Die Verwertungslüge

Ein Beitrag von Sieghard Weck

Mit der im Jahr 2005 gesetzlich neu geregelten Abfallentsorgung ist seitdem zwingend vorgeschrieben, dass nur noch vorbehandelter Restabfall deponiert werden darf. Die damit verbundenen höheren Entsorgungskosten sind vorrangig von den Gebührenzahlern über steigende Gebühren zu bezahlen.

Bei der Vorbehandlung mittels mechanisch-biologischer Anlagen (MBA) fallen in beträchtlichem Maße (bis zu ca. 45 % der Gesamtmenge) sogenannte heizwertreiche Fraktionen (HWRF) an, die z.B. als Ersatzbrennstoffe (EBS) zur Substitution fossiler Brennstoffe verwertet werden müssen.

Die effiziente Gestaltung dieser Entsorgungs- und Verwertungsprozesse ist eine anspruchsvolle Managementaufgabe und eine Herausforderung für die zuständigen kommunalen Verwaltungen.

Seit Jahren ist bekannt, dass die zur Verwertung der HWRF erforderlichen Investitionen an den dafür geeigneten Standorten erst noch geschaffen werden müssen. In diesem Zusammenhang hätten im Vorfeld vor allem die Rahmenbedingungen für die Anpassung der diesbezüglichen Marktmechanismen vor allem durch realistische Preisgestaltungen neu konzipiert bzw. neu strukturiert werden müssen.
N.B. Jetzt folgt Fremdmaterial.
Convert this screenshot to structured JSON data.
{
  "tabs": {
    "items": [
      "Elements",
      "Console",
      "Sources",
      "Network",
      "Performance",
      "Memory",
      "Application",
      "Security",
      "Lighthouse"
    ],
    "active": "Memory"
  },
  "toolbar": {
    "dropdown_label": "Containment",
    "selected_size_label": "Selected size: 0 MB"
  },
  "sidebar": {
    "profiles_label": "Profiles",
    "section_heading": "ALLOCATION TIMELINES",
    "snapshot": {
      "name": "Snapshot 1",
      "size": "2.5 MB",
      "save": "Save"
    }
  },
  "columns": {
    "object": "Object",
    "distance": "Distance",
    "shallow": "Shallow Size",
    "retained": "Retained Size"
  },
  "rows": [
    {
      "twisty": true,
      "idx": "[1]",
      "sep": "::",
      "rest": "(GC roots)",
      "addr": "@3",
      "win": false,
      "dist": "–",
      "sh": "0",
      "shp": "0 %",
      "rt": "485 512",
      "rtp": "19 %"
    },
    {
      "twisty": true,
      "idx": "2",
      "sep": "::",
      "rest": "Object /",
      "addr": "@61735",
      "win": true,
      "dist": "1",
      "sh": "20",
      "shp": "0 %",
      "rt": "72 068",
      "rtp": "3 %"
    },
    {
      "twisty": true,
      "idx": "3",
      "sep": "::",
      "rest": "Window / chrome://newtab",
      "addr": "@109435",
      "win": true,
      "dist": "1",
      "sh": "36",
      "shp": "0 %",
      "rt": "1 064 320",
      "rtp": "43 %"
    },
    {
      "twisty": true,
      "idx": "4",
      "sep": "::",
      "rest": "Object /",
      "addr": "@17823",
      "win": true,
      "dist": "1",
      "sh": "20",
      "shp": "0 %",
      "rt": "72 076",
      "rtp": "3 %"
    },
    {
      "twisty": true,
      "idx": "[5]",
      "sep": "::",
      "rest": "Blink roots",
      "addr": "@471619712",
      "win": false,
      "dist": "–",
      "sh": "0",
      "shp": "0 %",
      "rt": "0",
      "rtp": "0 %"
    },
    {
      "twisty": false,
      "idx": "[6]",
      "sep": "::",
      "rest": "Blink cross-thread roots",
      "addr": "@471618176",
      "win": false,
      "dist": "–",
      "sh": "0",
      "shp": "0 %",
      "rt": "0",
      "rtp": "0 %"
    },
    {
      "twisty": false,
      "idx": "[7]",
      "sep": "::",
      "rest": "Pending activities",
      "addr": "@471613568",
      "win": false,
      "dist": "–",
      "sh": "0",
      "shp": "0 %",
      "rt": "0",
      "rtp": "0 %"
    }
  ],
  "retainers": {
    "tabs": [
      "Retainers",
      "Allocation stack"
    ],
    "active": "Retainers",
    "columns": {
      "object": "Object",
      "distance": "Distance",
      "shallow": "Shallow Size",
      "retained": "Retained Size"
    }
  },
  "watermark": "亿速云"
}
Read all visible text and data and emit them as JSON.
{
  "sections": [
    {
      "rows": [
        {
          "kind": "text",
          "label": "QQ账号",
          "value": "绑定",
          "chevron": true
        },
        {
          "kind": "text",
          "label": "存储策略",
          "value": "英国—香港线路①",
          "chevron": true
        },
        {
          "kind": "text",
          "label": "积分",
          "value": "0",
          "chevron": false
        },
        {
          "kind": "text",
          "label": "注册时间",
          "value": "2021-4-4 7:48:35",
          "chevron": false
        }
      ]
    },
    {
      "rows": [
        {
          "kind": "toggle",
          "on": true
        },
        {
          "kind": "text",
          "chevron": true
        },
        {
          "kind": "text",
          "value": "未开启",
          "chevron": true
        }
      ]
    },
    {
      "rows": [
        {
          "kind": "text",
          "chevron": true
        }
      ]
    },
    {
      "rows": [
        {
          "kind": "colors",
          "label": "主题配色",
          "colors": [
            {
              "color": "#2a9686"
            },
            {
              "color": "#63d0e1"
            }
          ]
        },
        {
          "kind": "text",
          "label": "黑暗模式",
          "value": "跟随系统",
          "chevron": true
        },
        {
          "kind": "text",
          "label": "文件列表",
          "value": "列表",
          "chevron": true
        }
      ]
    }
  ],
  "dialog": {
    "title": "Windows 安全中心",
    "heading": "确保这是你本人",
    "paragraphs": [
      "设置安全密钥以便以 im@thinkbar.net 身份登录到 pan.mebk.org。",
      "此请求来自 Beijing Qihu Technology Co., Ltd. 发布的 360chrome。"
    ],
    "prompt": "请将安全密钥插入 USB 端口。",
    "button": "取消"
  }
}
Zusätzlich war von Anfang an klar, dass erhebliche Forschungsanstrengungen nötig sind, um insbesondere die Verwertungstechnologien rechtzeitig zur Marktreife zu bringen.
Seit mehr als 10 Jahren werden diese Aufgabenstellungen u.a. im Verbund mit z.T. externen Beratern bzw. mit Lobbyisten für „altes Denken“ bearbeitet. Aber ohne schlüssige Konzepte sind zielführende Ergebnisse nicht zu erwarten. Stattdessen muss konstatiert werden, dass durch kurzfristig angelegte „Scheinlösungen“ vorhandene Chancen zumeist verdrängt und damit nicht genutzt worden sind. Folglich mussten die daraus resultierenden Probleme früher oder später verschärft offenkundig werden. Heute zeigt sich das Dilemma u.a. darin, dass Zwischenlager für HWRF angelegt werden müssen, um die vorgelagerten MBA-Behandlungskapazitäten nicht zu blockieren und damit die Abfallentsorgung mittels MBA überhaupt noch sicherstellen zu können.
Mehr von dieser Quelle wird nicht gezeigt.